Logical Calculation & DB Calculation:
For example, lets create 2 measures which are basically derived measures calculating the difference between AMOUNT_SOLD and AMOUNT_BUDGETED. Variance is a measure where the calculation of AMOUNT_SOLD – AMOUNT_BUDGETED is in the LTS mapping layer. Logical Variance is a measure where the same calculation is in the Logical calculation section as shown below
Lets create a report containing both the measures separately and look at the SQL queries fired.
select T6476.CALENDAR_YEAR as c1, T6294.CHANNEL_DESC as c2, sum(T6428.AMOUNT_SOLD - T6428.AMOUNT_BUDGETED) as c3 from TIMES T6476, CHANNELS T6294, SALES T6428 where ( T6294.CHANNEL_ID = T6428.CHANNEL_ID and T6428.TIME_ID = T6476.TIME_ID ) group by T6294.CHANNEL_DESC, T6476.CALENDAR_YEAR order by c1, c2
This query is as expected. But lets create the same report using the Logical Calculated column.

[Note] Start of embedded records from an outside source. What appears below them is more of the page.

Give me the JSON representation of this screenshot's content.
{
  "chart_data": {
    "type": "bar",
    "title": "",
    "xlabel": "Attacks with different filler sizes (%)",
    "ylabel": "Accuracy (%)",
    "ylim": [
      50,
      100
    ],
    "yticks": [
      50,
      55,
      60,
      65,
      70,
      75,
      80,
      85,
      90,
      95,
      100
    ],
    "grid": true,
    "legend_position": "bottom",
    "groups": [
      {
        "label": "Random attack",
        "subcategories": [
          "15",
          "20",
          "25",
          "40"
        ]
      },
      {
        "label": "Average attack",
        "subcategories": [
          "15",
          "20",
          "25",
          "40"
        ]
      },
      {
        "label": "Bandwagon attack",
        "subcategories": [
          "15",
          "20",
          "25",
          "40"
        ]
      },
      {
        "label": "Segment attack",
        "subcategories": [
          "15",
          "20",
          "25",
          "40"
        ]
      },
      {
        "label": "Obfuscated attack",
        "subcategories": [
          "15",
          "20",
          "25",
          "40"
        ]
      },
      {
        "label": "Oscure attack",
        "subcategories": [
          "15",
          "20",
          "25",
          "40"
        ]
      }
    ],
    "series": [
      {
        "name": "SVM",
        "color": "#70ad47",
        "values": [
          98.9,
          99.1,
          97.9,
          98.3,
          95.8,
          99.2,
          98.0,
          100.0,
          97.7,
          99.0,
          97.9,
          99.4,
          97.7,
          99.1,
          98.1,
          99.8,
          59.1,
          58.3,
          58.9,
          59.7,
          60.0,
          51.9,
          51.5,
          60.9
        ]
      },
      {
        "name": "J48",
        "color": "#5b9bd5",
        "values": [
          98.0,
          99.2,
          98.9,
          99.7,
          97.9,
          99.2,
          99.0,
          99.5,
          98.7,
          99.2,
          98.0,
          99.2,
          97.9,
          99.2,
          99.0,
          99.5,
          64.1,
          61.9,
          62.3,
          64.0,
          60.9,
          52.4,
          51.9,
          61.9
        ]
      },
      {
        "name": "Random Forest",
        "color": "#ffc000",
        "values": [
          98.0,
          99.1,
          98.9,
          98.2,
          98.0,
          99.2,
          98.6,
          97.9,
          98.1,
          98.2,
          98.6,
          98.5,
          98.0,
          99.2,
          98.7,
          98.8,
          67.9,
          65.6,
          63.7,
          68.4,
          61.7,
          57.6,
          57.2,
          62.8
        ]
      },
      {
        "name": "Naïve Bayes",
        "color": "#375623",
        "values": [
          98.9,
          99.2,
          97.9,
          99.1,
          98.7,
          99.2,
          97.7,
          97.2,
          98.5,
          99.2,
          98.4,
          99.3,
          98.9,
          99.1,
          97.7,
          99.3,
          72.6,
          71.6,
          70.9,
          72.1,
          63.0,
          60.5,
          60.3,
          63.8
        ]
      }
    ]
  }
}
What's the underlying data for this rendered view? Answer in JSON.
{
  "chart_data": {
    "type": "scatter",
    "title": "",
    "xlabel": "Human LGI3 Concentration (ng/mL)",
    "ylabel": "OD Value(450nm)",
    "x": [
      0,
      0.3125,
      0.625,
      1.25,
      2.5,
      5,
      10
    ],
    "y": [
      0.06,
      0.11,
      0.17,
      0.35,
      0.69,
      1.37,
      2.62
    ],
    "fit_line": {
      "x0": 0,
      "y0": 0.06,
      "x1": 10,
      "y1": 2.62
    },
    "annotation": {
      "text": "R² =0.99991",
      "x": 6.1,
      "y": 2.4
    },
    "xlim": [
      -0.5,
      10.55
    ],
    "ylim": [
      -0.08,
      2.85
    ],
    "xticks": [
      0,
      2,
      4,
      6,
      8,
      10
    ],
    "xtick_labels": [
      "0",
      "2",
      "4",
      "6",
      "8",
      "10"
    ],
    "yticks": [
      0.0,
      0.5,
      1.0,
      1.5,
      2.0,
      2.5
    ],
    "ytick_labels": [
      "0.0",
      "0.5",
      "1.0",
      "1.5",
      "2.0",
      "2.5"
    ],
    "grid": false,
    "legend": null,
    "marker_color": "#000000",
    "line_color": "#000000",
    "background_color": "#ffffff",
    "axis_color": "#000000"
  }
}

The results are the same. But if you look at the query fired
WITH SAWITH0 AS (select sum(T6428.AMOUNT_BUDGETED) as c1, sum(T6428.AMOUNT_SOLD) as c2, T6476.CALENDAR_YEAR as c3, T6294.CHANNEL_DESC as c4 from TIMES T6476, CHANNELS T6294, SALES T6428 where ( T6294.CHANNEL_ID = T6428.CHANNEL_ID and T6428.TIME_ID = T6476.TIME_ID ) group by T6294.CHANNEL_DESC, T6476.CALENDAR_YEAR) select distinct SAWITH0.c3 as c1, SAWITH0.c4 as c2, SAWITH0.c2 - SAWITH0.c1 as c3 from SAWITH0 order by c1, c2
you will notice that there is a significant change in the query. There is an un-necessary inline view that BI Server creates. This is absolutely not desired as all that you are doing is a simple difference in measure calculation at-least for this use-case. In effect, the point is while designing a model for reporting we need to ensure that the calculations are pushed at the right places to derive maximum performance. Both type of calculations complement each other very well though. In fact, in some complex scenarios we can control the order of joins made across the tables by mixing the database and logical calculations. Well, that is a topic for another blog entry altogether!!! Though the use cases above are pretty simple, the same logic can be applied for complex scenarios (like assume a requirement where DB calculation happens at a lower level but the Logical calculation happens at another level). This way we can tweak how our SQL queries are constructed by the BI Server.